Studies in Film Noir II would be similar to I in featuring three people linked by a violent circumstance, but it would be far more violent and bleak. The first demon I wanted to investigate is an urban fantasy classic: the vampire. Now, how do you breathe life into a genre and monster currently defined by Twilight and previously defined by Buffy, the Vampire Slayer and Interview With the Vampire? My strategy was simple: go back to Dracula and Nosferatu. Vampires aren’t sensitive, misunderstood loners. They’re psychotic killing machines with one purpose only: to feed on that which you need to live. This would, by necessity, make the story more horror than fantasy, but so be it. Some scares come with monsters, and if I can make you cringe, I’ve done my job.

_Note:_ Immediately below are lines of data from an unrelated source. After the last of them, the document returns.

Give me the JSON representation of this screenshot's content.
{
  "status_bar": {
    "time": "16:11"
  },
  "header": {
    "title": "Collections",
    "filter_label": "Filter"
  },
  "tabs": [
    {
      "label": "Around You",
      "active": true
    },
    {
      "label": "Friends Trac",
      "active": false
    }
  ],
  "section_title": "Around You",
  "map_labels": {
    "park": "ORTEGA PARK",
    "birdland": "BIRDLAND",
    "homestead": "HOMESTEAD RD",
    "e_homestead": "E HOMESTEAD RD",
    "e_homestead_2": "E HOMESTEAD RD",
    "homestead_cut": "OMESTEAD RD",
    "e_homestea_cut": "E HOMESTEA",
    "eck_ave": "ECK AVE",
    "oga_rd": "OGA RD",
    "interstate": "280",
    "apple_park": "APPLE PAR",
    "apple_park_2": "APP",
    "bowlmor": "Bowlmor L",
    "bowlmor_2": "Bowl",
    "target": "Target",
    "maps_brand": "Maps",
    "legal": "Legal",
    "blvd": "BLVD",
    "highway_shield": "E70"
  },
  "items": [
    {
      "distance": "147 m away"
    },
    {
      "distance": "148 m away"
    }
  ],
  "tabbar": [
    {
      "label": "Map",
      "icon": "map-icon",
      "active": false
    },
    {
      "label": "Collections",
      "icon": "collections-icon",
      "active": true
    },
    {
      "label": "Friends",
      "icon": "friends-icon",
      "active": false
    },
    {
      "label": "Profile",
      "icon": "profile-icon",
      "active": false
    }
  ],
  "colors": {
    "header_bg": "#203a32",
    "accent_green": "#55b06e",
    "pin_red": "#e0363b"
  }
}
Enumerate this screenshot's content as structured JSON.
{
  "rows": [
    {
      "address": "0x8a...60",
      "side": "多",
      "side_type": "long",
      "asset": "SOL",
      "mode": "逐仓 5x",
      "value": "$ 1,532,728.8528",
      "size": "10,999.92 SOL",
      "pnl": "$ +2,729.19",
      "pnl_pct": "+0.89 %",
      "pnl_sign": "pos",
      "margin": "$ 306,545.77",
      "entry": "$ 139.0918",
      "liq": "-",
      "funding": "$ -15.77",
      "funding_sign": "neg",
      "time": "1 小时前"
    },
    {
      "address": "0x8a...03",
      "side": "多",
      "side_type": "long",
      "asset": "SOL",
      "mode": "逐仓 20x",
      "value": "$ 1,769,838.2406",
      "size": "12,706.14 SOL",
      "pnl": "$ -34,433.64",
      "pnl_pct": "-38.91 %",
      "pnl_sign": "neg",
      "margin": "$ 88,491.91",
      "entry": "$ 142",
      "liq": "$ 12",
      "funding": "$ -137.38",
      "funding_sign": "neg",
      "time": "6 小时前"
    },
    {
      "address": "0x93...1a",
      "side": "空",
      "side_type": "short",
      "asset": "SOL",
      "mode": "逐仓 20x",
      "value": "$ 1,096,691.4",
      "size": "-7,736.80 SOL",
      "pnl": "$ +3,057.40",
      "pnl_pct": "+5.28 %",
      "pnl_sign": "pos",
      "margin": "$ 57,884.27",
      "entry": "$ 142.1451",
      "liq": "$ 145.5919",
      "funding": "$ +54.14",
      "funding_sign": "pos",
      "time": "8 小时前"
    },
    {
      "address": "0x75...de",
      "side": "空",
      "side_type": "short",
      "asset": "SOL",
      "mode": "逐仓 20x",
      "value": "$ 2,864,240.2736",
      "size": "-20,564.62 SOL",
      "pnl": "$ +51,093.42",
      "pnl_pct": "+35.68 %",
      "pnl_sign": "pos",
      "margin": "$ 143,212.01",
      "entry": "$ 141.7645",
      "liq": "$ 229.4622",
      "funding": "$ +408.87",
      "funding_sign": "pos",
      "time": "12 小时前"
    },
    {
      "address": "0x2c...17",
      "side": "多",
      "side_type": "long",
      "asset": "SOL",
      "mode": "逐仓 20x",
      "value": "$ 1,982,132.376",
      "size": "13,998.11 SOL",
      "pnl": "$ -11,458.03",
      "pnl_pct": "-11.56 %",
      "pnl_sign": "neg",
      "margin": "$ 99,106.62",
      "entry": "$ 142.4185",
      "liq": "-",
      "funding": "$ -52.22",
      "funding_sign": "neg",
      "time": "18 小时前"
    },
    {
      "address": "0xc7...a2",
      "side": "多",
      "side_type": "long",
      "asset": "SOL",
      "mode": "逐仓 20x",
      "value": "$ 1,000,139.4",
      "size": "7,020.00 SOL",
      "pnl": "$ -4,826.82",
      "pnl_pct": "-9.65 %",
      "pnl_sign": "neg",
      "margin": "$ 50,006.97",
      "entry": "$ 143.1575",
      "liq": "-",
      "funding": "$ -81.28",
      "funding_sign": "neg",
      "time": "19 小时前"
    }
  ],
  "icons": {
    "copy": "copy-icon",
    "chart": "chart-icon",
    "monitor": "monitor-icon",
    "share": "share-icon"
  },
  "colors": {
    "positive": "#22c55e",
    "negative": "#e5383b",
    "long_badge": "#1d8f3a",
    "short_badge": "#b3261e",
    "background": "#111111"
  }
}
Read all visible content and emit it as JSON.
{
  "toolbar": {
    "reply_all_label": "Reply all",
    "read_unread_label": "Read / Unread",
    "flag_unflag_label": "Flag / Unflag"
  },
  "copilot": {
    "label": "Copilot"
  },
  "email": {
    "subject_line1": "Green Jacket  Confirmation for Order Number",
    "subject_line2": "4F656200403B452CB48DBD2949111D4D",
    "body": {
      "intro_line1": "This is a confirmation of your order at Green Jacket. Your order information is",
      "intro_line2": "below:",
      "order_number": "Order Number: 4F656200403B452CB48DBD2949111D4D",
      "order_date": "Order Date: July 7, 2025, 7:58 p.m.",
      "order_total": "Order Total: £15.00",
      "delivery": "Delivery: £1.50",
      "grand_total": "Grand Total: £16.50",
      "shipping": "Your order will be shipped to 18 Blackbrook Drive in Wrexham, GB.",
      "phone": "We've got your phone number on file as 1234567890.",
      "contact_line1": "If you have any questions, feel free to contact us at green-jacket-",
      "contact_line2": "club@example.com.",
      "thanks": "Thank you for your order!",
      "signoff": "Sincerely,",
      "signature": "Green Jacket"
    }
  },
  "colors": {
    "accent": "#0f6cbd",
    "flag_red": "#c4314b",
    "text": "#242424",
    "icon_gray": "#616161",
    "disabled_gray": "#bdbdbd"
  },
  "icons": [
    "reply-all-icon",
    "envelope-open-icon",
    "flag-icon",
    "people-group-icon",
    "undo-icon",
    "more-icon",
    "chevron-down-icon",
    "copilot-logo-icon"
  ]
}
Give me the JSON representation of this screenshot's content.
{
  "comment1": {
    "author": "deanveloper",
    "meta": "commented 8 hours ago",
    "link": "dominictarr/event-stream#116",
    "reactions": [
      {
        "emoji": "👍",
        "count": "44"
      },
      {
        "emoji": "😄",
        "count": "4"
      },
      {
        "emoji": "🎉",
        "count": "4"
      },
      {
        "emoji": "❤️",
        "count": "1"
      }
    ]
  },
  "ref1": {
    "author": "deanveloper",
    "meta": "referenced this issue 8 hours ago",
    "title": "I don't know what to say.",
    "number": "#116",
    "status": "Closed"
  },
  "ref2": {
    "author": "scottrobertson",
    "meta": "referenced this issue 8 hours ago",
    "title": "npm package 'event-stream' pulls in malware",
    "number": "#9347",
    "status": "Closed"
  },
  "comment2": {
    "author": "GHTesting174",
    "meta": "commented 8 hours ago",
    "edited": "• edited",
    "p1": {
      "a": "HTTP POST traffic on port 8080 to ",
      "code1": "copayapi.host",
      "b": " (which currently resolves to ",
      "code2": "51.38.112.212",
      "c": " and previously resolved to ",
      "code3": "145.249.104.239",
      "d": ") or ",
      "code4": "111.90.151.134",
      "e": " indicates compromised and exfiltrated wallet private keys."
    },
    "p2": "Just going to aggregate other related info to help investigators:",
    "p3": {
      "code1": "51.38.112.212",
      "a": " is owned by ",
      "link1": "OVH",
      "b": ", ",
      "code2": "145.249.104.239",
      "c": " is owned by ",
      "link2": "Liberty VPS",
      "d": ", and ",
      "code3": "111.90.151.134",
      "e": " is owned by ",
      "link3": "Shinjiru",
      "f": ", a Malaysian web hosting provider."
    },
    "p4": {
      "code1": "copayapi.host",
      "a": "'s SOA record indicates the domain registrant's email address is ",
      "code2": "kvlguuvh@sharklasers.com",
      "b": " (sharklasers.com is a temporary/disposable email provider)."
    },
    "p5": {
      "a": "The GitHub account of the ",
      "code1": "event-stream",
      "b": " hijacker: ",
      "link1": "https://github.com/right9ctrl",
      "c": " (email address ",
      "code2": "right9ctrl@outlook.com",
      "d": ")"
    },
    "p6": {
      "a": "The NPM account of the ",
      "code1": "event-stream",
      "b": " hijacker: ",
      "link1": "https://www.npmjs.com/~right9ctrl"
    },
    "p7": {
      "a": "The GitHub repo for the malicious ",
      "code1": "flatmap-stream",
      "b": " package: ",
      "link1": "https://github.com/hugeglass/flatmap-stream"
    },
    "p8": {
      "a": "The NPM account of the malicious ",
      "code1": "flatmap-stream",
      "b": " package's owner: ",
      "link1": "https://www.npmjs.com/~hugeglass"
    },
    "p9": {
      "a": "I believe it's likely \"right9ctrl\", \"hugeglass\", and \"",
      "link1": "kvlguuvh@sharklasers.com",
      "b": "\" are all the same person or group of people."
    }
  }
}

The sequel would follow Barkeep Steve, the bartender from Part One who served under Jake Fletcher during the war. Steve, you see, is harboring a crush for a girl named Sheena. The only problem is that Sheena is over ten years his junior, currently in college, whereas he’s a shellshocked veteran. So, naturally, when handsome and intriguing Chuck comes along, he loses Sheena by letting her leave with him. Chuck, of course, is the vampire in this work, taking Sheena into the alley to drink her blood, dismember her and eat her flesh. Sheena is very dead. That’s the end of Part One. The work would then resume at Part Four, bypassing all of the hard questions to answer between parts. Barkeep Steve has found out what happened to Sheena, tracked Chuck down and found out how to kill him. But before he kills him, he will torture him. For hours on end, eventually finding where Chuck is keeping Sheena’s remains. After Chuck is thoroughly dead, he calls the police and lets them find the whole scene. He’s already gone.

See, it’d be a nice, hard, horrible story. But I know where it goes. That’s the problem. I even know the intricacies of Sheena’s flesh tearing under Chuck’s hands. I’ve figured out how to torture a vampire without killing it more than ten times trying to write this story down. But that’s all it would be. Writing a story down. I’ve already done all the legwork in figuring out where it starts and where it goes. I also have a creeping suspicion that even though it’s only two parts, it’d be longer than Studies in Film Noir I.

Anyway, I hope posting this helps me to write it eventually. I really wanna see where that story goes, but I already know too much.